For your empirical experiment, can you compare other methods for training and evaluating your proposed dataset?
What are your method's average extra time and memory requirements compared to the counterpart that does not decouple the planner and controller? Is this trade-off truly worth it in real-life deployment?

审稿意见

评分: 5置信度: 42024-11-10

This paper introduces a new paradigm of applying Multi Modality Large Language Model (MLLM) in autonomous driving motion planning. Compared to existing MLLM planning methods that tries to let the MLLM produce a plan directly from sensor inputs, this work divides the process into a hierarchy where a larger MLLM first produce a high level plan, followed by a smaller MLLM to produce a fine grained waypoint embedding based on that high level plan. The author trains each part separately based on LMDrive dataset, with the larger model against driving intentions expressed in natural language and the smaller model against waypoints. The authors perform experiments against the baseline method LMDrive that directly produce waypoints from sensor inputs and observed improvements in driving quality.

优点

There are existing works that applies MLLMs to autonomous driving and the hierarchical MLLM agent paradigm introduced by this paper is similar to the chain-of-thoughts technique in the LLM area. This paper is original in that it brings this chain-of-thoughts technique to MLLM based autonomous driving and shows advantage in generalization ability and driving behavior.
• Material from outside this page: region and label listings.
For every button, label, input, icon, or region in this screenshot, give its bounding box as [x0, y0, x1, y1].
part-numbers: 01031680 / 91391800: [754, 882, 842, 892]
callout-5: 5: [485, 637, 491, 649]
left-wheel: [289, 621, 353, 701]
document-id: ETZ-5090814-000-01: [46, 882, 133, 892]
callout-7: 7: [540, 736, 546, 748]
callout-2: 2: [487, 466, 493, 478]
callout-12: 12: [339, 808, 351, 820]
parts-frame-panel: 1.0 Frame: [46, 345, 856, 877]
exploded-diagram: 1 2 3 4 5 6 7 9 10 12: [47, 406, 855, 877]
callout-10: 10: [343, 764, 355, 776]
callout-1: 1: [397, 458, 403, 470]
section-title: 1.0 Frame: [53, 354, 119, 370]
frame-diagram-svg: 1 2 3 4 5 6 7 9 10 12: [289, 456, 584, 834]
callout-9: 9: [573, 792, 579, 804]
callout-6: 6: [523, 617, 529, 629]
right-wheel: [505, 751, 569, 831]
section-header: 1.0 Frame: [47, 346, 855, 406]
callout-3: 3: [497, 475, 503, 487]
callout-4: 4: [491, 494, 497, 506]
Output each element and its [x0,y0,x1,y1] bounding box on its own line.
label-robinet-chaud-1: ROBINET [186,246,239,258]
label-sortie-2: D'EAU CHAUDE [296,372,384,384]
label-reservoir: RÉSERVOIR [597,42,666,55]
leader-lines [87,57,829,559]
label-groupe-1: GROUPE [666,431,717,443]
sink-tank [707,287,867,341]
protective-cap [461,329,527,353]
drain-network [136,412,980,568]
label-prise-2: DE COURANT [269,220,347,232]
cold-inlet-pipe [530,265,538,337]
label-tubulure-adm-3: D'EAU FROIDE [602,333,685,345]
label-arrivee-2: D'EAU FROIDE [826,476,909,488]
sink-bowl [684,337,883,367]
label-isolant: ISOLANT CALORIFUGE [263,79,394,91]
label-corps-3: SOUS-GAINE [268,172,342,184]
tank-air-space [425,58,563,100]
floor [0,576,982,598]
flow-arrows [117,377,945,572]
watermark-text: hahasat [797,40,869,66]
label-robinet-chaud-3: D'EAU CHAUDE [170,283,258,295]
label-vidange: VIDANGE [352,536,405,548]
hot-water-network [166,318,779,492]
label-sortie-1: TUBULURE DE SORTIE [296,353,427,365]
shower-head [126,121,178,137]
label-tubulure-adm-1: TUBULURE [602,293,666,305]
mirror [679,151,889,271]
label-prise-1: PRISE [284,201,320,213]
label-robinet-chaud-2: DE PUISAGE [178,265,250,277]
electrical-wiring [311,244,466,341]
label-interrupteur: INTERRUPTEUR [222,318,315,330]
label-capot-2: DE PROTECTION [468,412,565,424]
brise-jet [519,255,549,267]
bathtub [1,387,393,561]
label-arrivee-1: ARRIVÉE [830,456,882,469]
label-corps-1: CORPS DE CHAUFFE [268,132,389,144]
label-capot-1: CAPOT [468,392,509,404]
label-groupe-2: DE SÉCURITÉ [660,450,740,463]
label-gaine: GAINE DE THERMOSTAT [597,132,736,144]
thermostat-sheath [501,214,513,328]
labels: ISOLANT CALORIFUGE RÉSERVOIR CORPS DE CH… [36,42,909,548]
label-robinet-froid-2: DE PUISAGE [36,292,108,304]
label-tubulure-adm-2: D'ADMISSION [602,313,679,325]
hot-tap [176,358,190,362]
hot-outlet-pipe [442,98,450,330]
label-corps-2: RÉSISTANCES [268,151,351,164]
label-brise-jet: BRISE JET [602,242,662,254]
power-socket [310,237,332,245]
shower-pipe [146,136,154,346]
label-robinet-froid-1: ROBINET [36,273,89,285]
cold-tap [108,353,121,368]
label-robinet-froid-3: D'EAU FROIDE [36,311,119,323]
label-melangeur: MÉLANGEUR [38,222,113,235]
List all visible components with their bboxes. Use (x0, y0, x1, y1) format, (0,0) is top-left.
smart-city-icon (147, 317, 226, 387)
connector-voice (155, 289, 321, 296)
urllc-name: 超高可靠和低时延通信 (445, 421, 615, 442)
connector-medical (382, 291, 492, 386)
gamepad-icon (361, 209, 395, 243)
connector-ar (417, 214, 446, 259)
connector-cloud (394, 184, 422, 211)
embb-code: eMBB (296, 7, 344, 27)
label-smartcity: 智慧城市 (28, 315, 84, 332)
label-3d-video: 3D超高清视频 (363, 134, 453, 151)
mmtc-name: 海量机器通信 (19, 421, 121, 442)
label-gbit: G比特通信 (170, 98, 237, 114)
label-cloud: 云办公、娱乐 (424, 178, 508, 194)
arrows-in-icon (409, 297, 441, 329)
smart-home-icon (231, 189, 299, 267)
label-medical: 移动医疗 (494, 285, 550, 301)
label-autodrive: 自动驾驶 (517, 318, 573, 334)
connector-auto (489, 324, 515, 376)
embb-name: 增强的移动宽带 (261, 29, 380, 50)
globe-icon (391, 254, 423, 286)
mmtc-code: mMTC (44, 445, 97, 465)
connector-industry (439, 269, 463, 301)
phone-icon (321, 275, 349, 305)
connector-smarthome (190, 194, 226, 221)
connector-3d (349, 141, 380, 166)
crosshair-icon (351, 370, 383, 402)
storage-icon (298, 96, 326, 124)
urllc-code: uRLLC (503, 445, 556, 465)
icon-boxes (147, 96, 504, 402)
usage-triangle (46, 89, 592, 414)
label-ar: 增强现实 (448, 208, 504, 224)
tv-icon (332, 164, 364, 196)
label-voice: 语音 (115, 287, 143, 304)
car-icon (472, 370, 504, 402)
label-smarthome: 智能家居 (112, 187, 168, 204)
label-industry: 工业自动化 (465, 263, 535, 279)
Overall the paper is easy to follow and clear written.

缺点

The author did not demonstrate failure cases. On the LangAuto benchmark, the best route complete rate is 53.2%, what are the cases where it did not complete?

问题

Please fix the ?? in line 312.
Does the model intake video sequence of just single frame multi camera images?
Does the model consume vehicle state information (such as historical speed)?

撤稿通知

2024-11-15

I have read and agree with the venue's withdrawal policy on behalf of myself and my co-authors.